Dear Julia Data community,
I would like to coalesce
entries across columns of a DataFrame and record where the value is coming from. I came up with the following function, which seems to work but feels a bit cumbersome and indirect.
using DataFrames, DataFrameMacros
function coalesce_dfcols!(df::DataFrame, vars::Vector{<:AbstractString}; outname=join(vars, "_") * "_coal")
@transform! df outname = coalesce({{vars}}...)
#transform!(df, AsTable([:x,:y,:z]) => ByRow(x->coalesce(x...)) => x->join(x,"_")*"_coal" ) #Dataframe style
@transform! df "source_of_" * outname = ismissing({outname}) ? missing : vars[findfirst(isequal.({{vars}}, {outname}))]
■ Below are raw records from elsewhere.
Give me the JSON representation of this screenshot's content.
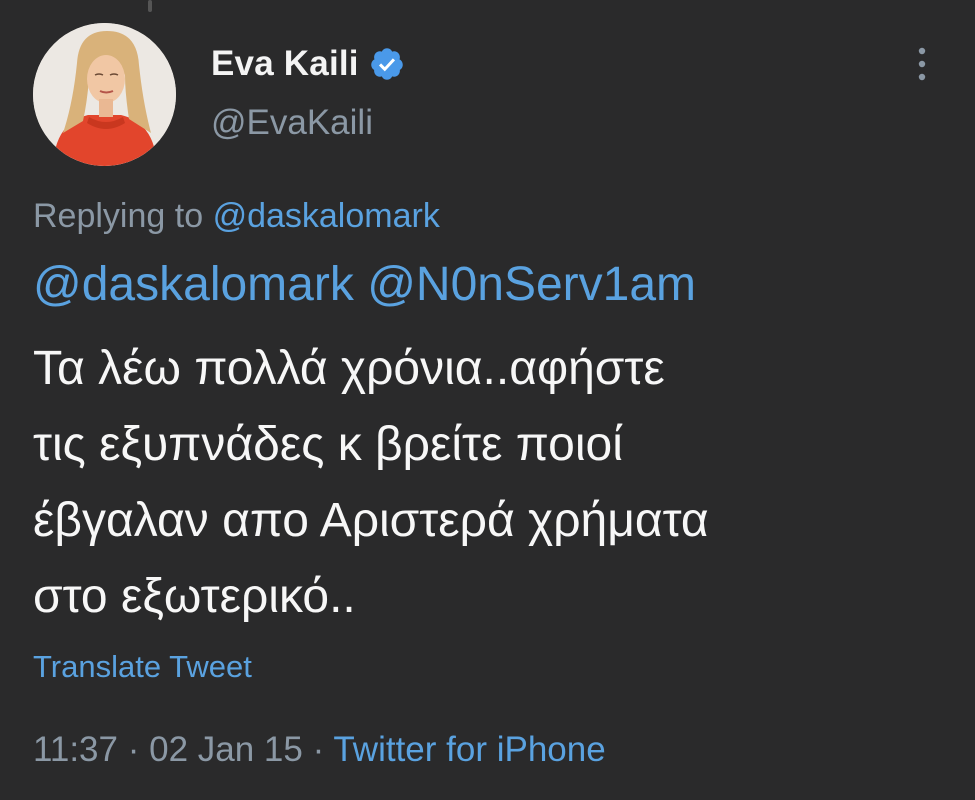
{
  "author": {
    "display_name": "Eva Kaili",
    "handle": "@EvaKaili",
    "verified": true
  },
  "reply": {
    "prefix": "Replying to",
    "to": "@daskalomark"
  },
  "tweet": {
    "mentions": [
      "@daskalomark",
      "@N0nServ1am"
    ],
    "lines": [
      "Τα λέω πολλά χρόνια..αφήστε",
      "τις εξυπνάδες κ βρείτε ποιοί",
      "έβγαλαν απο Αριστερά χρήματα",
      "στο εξωτερικό.."
    ]
  },
  "translate_label": "Translate Tweet",
  "meta": {
    "time": "11:37",
    "sep": " · ",
    "date": "02 Jan 15",
    "source": "Twitter for iPhone"
  },
  "colors": {
    "background": "#2a2a2b",
    "link": "#5aa2e0",
    "secondary_text": "#8b98a5",
    "primary_text": "#f7f7f7",
    "verified": "#4a99e9"
  },
  "icons": {
    "verified": "verified-badge-icon",
    "more": "more-vertical-icon"
  }
}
#transform(ttdf, (AsTable([:x,:y,:z]), :x_y_z_coal) => ((x,y) -> ismissing(y) ? missing : 1) => (x,y)->"source_of_"*y) ##does not work
end
Is there a simpler way (e.g. can one access the names of the in the transform function of the minilanguage?) [And I did not manage the second transform in original Dataframe minilanguage]
Below a MWE:
julia> ttdf = DataFrame(id=1:5, x=[1,2,missing, missing, missing], y=[missing, 4,missing,6, missing], z=[5,8,3,2, missing])
5×4 DataFrame
Row │ id x y z
│ Int64 Int64? Int64? Int64?
─────┼──────────────────────────────────
1 │ 1 1 missing 5
2 │ 2 2 4 8
3 │ 3 missing missing 3
4 │ 4 missing 6 2
5 │ 5 missing missing missing
julia> coalesce_dfcols!(ttdf, ["x", "y", "z"])
5×6 DataFrame
Row │ id x y z x_y_z_coal source_of_x_y_z_coal
│ Int64 Int64? Int64? Int64? Int64? String?
─────┼────────────────────────────────────────────────────────────────────
1 │ 1 1 missing 5 1 x
2 │ 2 2 4 8 2 x
3 │ 3 missing missing 3 3 z
4 │ 4 missing 6 2 6 y
5 │ 5 missing missing missing missing missing